Okay, so before I started this blog (which was a week ago) I was sending my friends an email, once a month, to talk about current stuff. Nothing crazy, and not too often. So I figured, I'll email a link to my new blog so my friends can read it if they want!
So I get this email from Golda, in Seattle, who kindly sent my class free dreidels for our Hannukah celebration. I open it, and it says, "Please, please, Remove me from your list."
Hmmm. Please, please, Remove me from your list. Golda, who once wrote to me that she had always wanted a pen pal. Confusing. I write back to her.
"Golda, I'm so sorry If I've offended you in any way. Thanks so much for the dreidels again, and I will take you off my list. Again, I'm sorry." blah, blah, blah, you know.
Why did her short email bruise me so? And why does the very name Golda make my skin crawl now? Because I thought she was my friend.
Why? Did her sending me dreidels make her my friend? What makes someone a friend? Who is your friend? Did you say the lady that rings up your steamed dumplings at the chinese take out? Just because you recognize someone, it doesn't make them your friend. I happen to know that lady at the dumpling place doesn't understand what the f*** you're saying. (Ouch! I'm sorry for that. I'll be a good girl tomarrow!)

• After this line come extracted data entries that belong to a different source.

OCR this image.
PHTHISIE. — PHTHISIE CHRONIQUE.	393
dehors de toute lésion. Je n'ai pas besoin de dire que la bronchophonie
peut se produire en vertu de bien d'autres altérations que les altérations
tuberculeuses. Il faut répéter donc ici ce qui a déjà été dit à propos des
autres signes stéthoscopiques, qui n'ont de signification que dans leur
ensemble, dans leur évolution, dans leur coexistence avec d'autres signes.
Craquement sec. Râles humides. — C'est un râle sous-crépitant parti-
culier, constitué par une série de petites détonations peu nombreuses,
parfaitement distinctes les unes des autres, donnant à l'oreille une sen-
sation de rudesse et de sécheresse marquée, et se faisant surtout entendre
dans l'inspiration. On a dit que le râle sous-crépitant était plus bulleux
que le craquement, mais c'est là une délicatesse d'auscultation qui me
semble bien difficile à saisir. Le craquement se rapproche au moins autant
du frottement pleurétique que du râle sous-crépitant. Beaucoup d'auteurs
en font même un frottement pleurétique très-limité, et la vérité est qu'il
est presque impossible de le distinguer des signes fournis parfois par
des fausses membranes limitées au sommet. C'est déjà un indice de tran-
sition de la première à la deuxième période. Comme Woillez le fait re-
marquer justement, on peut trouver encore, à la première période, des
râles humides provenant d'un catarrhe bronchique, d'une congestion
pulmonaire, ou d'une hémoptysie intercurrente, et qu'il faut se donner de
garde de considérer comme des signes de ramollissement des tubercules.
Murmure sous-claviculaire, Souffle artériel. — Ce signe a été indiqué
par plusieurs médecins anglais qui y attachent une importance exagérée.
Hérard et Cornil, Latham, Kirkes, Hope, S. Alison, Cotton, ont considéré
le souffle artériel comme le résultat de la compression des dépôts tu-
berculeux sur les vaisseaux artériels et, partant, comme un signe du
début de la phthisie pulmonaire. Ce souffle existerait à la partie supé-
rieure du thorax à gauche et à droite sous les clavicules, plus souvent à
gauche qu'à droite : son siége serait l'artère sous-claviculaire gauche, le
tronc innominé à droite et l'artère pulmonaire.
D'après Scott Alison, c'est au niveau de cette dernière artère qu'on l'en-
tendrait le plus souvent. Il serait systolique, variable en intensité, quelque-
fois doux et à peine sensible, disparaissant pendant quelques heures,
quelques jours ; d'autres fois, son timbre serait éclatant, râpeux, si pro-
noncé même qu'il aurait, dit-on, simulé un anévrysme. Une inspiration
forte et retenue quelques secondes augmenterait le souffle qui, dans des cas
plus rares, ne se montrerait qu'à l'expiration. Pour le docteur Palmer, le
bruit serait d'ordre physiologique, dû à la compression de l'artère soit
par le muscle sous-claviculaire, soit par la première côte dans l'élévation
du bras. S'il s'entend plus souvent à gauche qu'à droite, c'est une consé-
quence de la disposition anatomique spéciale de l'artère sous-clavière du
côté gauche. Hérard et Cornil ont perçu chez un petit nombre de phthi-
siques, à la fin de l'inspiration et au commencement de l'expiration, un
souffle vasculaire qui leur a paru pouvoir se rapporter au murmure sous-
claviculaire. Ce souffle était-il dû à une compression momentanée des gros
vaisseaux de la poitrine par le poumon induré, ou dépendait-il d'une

You could dig up Elvis, and set him down at the head of your dinner table, and that still won't make him your friend. You know his name? You know his music? You may (or not?) be able to recognize him. But he's not your friend either.
And celebrities would not make good friends anyhow.
So you all can quit it with the "celebrity worship because you think they are your friend" thing. And I'll give up on the "Golda is my friend because she sent us free dreidels and wanted to be my penpal" thing too. Or perhaps the "Golda would've been a cool jewish grandmother!" thing.
And had I not previously emptied my bowels, I would do so, and name it Golda today. (Maybe I'll eat some corn later so Golda will have eyes for tomarrow.)
Because she hurt my feelings. And that's not nice :(
But you are still my friends, oops! friend. Um...Well, maybe not really, considering a complete stranger can read this? I should remember you can attract more flies with honey than with vinegar. Thank God I'm married! obviously I'm not too into flies?
What else? We borrowed this steam cleaner to clean the furniture, and Steven completely soaked the loveseat down. But first, he filled the machine with Bissell cleaner...sprayed the entire thing, then read the directions. Turns out, we were supposed to dilute the solution 1 part bissell to 2 parts tap water. And the loveseat is sticky. Get too close and it burns your eyes!
So today, I've been spraying it down with water and sucking up all the bubbles back into the machine.
I think my energy is a little toxic today. Nothing a little Ben & Jerry's Dublin Mudslide can't fix. Til then, take care!
ps. Wayne Dyer is about to tour! (If you don't know Wayne, check him out!)